All traffic signs are merely “suggestions” and they somehow make four
lanes out of two. I would have had a
heart attack driving on the freeways, but Kory handled it like a champ and got
us everywhere safely.
On our furthest adventure west, we found a five star resort
with a nice swimming pool next to the sea.
We splurged and stayed there for $85 a night. Other places were only $40, including
breakfast, so it was a real treat, as was their breakfast the next
morning. It’s incredible how cheap
things are there, and it makes vacationing all the more enjoyable. As opposed to Norway, which makes it hard to
enjoy when the prices are so high. In
Crete, we ate dinner, including wine and extras for around $30 a night for all
three of us. We came home with cash we didn’t
spend. Incredible.
We had several opportunities to lie on the beach and relax,
which made Kory happy. Kaleb enjoyed
skipping rocks and collecting cool ones, which made our luggage anything but
“light.” One day we took a ferry up to
the island of Santorini (above) just to have a look around. It’s the location Greece advertises the most,
and it is an unusual island, since all the buildings hang off the edge of a
caldera cliff. One day was enough as
it’s a small place, but a “must see” when in Greece.

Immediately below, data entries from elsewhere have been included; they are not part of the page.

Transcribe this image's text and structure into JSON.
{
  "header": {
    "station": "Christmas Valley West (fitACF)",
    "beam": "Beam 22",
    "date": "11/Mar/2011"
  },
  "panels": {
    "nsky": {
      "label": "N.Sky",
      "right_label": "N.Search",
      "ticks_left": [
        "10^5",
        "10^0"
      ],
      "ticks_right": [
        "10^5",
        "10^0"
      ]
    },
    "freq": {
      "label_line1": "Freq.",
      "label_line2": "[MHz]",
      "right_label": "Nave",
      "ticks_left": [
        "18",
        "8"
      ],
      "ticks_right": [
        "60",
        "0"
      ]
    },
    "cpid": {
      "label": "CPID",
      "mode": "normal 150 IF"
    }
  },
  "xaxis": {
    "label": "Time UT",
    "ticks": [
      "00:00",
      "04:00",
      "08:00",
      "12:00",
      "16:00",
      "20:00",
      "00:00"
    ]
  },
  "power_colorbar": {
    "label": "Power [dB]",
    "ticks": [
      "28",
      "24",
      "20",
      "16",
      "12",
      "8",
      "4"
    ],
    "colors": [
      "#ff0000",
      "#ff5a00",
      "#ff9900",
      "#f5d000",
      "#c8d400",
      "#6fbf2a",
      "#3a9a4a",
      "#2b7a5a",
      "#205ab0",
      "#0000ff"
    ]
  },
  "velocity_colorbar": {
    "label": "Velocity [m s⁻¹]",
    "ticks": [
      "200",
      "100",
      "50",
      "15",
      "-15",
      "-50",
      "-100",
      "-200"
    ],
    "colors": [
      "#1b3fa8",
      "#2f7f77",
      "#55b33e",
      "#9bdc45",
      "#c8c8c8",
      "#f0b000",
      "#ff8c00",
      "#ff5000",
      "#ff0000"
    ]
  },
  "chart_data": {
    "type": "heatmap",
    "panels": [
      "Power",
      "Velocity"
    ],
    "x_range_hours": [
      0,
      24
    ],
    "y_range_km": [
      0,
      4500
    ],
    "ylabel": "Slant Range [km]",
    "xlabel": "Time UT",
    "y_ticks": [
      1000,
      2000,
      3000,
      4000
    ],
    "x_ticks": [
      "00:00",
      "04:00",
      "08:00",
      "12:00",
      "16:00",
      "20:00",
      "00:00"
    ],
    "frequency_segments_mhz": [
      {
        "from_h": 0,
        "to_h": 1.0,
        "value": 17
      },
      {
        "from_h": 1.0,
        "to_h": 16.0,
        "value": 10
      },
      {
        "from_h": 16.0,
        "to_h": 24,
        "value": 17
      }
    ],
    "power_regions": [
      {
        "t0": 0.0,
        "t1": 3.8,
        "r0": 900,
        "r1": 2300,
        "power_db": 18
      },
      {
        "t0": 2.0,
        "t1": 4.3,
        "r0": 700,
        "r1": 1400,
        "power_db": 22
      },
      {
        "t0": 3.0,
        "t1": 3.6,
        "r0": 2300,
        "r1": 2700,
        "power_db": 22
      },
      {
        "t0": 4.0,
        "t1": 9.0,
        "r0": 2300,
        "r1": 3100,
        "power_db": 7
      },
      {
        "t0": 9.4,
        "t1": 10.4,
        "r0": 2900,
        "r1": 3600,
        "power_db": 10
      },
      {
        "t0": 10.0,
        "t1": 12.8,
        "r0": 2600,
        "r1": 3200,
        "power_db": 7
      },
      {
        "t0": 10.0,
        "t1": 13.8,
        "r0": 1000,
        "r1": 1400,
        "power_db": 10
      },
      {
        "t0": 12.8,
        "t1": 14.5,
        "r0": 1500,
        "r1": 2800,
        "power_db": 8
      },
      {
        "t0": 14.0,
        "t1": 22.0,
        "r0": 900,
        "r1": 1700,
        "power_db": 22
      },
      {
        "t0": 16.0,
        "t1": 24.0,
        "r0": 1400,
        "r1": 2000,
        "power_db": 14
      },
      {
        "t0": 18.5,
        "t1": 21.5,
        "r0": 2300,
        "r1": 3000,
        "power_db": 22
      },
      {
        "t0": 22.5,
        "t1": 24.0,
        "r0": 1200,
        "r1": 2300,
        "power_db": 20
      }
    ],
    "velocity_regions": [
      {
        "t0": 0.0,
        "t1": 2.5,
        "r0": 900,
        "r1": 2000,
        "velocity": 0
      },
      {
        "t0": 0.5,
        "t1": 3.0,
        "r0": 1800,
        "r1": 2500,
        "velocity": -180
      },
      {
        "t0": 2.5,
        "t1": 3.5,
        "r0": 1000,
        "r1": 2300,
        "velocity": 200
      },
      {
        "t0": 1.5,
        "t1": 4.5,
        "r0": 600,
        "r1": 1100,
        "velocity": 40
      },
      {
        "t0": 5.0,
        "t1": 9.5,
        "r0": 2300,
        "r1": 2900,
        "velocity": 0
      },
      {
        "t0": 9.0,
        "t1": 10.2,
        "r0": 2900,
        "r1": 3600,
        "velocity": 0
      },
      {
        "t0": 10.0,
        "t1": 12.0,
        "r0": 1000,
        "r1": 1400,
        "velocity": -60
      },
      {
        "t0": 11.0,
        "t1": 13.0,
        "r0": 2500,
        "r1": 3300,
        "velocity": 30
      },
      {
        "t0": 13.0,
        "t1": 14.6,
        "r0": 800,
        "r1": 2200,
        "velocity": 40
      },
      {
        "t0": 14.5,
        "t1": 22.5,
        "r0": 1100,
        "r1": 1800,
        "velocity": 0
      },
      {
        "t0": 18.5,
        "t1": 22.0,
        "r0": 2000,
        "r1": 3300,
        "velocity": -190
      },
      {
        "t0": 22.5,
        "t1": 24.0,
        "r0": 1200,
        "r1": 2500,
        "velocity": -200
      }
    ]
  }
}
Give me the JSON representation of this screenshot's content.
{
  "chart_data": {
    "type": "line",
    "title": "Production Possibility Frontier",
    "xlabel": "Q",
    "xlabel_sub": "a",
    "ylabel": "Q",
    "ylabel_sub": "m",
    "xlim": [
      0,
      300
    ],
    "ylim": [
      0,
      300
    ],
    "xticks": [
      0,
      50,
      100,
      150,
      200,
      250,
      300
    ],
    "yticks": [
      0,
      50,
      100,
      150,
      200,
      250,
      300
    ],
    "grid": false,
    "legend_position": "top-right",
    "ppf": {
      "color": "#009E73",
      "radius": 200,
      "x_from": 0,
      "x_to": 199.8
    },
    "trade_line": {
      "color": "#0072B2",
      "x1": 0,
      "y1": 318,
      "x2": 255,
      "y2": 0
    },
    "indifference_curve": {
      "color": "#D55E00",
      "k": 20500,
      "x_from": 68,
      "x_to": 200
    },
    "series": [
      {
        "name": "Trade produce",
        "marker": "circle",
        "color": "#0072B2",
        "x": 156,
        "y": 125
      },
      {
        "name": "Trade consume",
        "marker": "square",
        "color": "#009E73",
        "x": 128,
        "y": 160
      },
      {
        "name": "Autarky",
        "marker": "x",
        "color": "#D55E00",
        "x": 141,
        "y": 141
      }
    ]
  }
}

Our bones got warmed, our skins got tanned, our feet got
nibbled on by fish and our bellies got full of wonderfully fresh Greek
food. We so needed that time as a family
and away from our usual routines, but now all we have to show for it are the
thousands of photos we took, as our tans have faded fast in the Pacific
Northwest autumn. Good things there’s
still a little color on the trees. Life is good.